Toward the end of her time in the MAC Program, she helped organize a simple yet effective activity: A roundtable chat for students to discuss personal experiences and share ideas for making UNC Kenan-Flagler more inclusive.

“There was this built-in enthusiasm that people at UNC Kenan-Flagler had to learn about other experiences and views that made it all worthwhile,” says Zhuo. “There was willingness and open hearts brought to the table.”

Brave new world

In New York, Zhuo finds herself at the leading center of her two worlds – business and the arts.

She joined EY Ripples, Ernst & Young’s service initiative, as a volunteer mentor. She has met with global entrepreneurs and nonprofits, helping them workshop business plans and pitches. It’s another way for Zhuo to combine her business and creative skills to serve communities.

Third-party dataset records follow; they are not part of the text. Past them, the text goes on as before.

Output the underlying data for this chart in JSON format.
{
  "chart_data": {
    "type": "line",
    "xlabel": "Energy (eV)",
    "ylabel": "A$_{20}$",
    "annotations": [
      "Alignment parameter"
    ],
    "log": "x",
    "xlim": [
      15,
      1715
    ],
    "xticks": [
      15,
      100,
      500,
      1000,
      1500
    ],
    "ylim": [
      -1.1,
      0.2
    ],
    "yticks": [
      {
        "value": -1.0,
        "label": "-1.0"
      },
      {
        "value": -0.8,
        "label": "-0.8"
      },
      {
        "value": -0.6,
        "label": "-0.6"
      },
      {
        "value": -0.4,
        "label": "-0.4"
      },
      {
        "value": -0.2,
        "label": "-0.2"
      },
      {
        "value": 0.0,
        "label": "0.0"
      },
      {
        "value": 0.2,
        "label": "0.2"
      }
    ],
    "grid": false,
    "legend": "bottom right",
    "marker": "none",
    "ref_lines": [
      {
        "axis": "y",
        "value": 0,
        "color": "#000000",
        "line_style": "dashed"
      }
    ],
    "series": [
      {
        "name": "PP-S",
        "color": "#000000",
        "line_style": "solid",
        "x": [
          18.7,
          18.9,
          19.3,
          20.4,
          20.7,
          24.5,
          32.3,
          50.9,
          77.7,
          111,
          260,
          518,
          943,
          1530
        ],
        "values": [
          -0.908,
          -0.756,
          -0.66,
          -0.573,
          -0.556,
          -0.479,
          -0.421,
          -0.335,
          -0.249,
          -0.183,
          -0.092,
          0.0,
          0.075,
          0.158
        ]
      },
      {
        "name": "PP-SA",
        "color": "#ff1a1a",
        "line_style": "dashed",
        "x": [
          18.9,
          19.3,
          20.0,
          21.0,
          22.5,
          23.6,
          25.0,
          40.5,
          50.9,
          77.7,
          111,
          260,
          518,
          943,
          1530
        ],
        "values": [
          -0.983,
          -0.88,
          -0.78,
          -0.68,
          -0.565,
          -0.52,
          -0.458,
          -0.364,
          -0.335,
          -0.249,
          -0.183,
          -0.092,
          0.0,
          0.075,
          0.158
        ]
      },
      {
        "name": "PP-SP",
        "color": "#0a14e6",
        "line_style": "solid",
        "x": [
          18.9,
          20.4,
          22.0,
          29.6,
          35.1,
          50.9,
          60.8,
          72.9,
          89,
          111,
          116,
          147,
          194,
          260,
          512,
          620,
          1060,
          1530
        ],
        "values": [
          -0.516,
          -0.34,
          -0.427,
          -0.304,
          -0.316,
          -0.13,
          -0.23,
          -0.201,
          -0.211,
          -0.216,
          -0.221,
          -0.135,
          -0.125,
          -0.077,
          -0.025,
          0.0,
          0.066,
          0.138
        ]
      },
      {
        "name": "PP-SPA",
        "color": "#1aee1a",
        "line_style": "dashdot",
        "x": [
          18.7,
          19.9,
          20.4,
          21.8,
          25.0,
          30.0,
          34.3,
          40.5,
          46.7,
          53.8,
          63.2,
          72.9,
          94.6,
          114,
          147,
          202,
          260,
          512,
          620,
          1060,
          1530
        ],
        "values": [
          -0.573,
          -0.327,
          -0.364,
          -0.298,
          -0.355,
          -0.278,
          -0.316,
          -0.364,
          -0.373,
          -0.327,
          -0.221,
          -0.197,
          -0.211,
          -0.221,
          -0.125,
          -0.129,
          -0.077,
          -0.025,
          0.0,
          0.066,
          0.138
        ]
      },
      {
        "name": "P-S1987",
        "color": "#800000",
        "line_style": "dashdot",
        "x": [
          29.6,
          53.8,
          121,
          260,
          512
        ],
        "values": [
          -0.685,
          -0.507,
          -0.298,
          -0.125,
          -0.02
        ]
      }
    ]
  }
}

And while at Ernst & Young, she plans to continue performing and working with other artists, especially in teaching and mentoring youth who might not be able to afford music lessons or have access to the arts.

Then there is putting her business training to work in a new way: Zhuo aims to create an arts café where young artists can perform.

“Accounting and working in financial services provide many tools needed to be able to serve areas in need,” says Zhuo. “I am really grateful for my time at Carolina. It helped give me the courage and drive to try different things. I developed into an agile learner. It made me unafraid to change paths.

“Carolina helped me hear my own voice.”